2012년 11월 11일 일요일

Other People's Children

A beautiful hand-written card arrived in the post from a former student, wishing me a speedy and complete recovery.  I picked it up when I went to my office a few days ago.  She is a sweet girl, now a school teacher in NYC.  I had always liked her as a student, and she kept in touch.  I saw her in the summer of 2010 in NYC.  She was delighted to go to an upscale restaurant which she then couldn't afford as a poor graduate student.  It was fun hanging out with her outside the school setting, talking about boys and so on.  News travels fast, and I'm sure most of the people who know me, including students, here or abroad, heard of my breast cancer somehow.  But she seems to have heard it quite recently.  The "thinking of you" card was still in my purse and I read it again.  From the tone of the note it's clear that she is seriously scared for me.  She probably wrote it and mailed it the first chance she got, fretting to get her best wishes through to me in a hurry.  I relish her heartfelt concern.  It is a lovely moment.

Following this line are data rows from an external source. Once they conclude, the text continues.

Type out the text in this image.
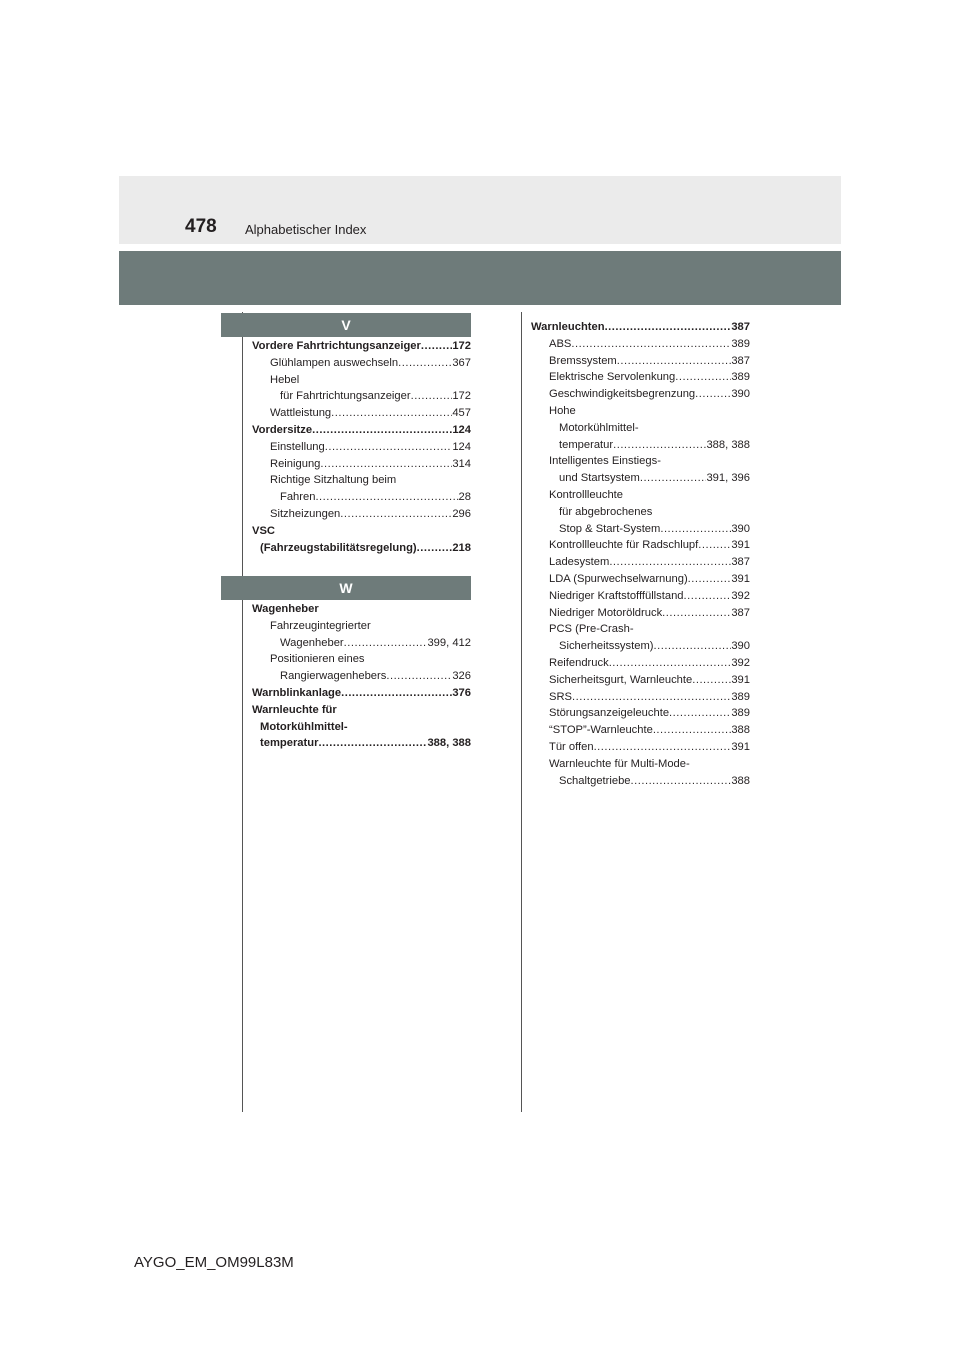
478 Alphabetischer Index
V
Vordere Fahrtrichtungsanzeiger .....	172
Glühlampen auswechseln .....	367
Hebel
für Fahrtrichtungsanzeiger .....	172
Wattleistung .....	457
Vordersitze .....	124
Einstellung .....	124
Reinigung .....	314
Richtige Sitzhaltung beim
Fahren .....	28
Sitzheizungen .....	296
VSC
(Fahrzeugstabilitätsregelung) .....	218
W
Wagenheber
Fahrzeugintegrierter
Wagenheber .....	399, 412
Positionieren eines
Rangierwagenhebers .....	326
Warnblinkanlage .....	376
Warnleuchte für
Motorkühlmittel-
temperatur .....	388, 388
Warnleuchten .....	387
ABS .....	389
Bremssystem .....	387
Elektrische Servolenkung .....	389
Geschwindigkeitsbegrenzung .....	390
Hohe
Motorkühlmittel-
temperatur .....	388, 388
Intelligentes Einstiegs-
und Startsystem .....	391, 396
Kontrollleuchte
für abgebrochenes
Stop & Start-System .....	390
Kontrollleuchte für Radschlupf .....	391
Ladesystem .....	387
LDA (Spurwechselwarnung) .....	391
Niedriger Kraftstofffüllstand .....	392
Niedriger Motoröldruck .....	387
PCS (Pre-Crash-
Sicherheitssystem) .....	390
Reifendruck .....	392
Sicherheitsgurt, Warnleuchte .....	391
SRS .....	389
Störungsanzeigeleuchte .....	389
“STOP”-Warnleuchte .....	388
Tür offen .....	391
Warnleuchte für Multi-Mode-
Schaltgetriebe .....	388
AYGO_EM_OM99L83M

When I started chemotherapy and suddenly had to stop teaching right after the mid-term week in October 2011, a number of students wrote me, some of them repeatedly, asking how I was and wishing me well.  They didn't know what exactly was wrong with me but probably suspected something serious was going on.  Professors don't usually disappear in the middle of a semester.  Regardless, these students were the first ones to send me a steady stream of concerned emails and supportive messages, for they were the first ones to notice that a serious illness pulled me out of my ordinary life, even before most of my friends did.  Not all of those emails came from the ones I personally knew or recognized.  Some of them I couldn't place.  Still they wrote me.  These students I teach are smart kids--they are accordingly very sensitive and conscious about their relationship with faculty, and wouldn't usually write to a professor who they weren't sure would remember them (except to demand a letter of recommendation and complain about, or plea for, grades!).  Only a few weeks into the shocking sensations of chemotherapy, I was disoriented and distressed, to say the least, and unable to write them back.  I simply didn't know what to say to them.  I did read those emails avidly, however--sometimes crying, sometimes smiling, and very often both.  The number of their emails declined over the months, but they kept coming.  I never took them for granted.  Each of these student emails was a fresh surprise, which opened a pocket of delight in the dark days of last fall and winter.  I was genuinely sorry that their semester was messed up: apparently they weren't getting what they had signed up for, even though I'm sure the new, substitute instructors gave them what I couldn't give.  At the end of December, the substitute professors sent final grades over to me; I could see that many of my students's grades suffered because of the sudden change of hands.  Astonishingly, though, not one of the hundred and twenty plus students in my two undergraduate sections sent me a complaining or questioning email about the final grade.  Not one.  Instead, many of them sent me warm wishes for my restored health in the new year, and quite a few graduating ones wrote me about their new jobs and thanked me for what they read with me in class.  As I got somewhat used to the chemo cycle and the entailing symptoms, I began to write them back, if only a few brief lines.

In reply, I write the girl in NYC that I'm all right now.  Reading her card again, I remember all the other unexpected kindnesses from my students over the past year, graduate and undergraduate.  When I went to my office for the first time in months in the spring, I was surprised to find cards and even gifts waiting for me there--a pot of orchid, chocolate, coffee, books, CDs, and so on.  I cannot recount them all.  Not knowing my home address, students had sent me these things to my office, hoping that I would get them sooner or later.  Last month, two students sent me emails, both remembering that it had been already a year since I stopped teaching.  They say they are waiting to see me again on campus in March, when I will come back to campus.  One of them I know, but the other I don't.  The latter's email is particularly precious for that reason.  Not having a child of my own, I alwalys thought that it was my job to take care of other people's children in ways that their parents couldn't and in the best way I could.  I still do.  These student's letters made me feel that I didn't do that terrible a job of it so far.  It is an exalting and humbling feeling, which even a kickass combination of chemo-induced nausea and insomnia at its height could not kill off.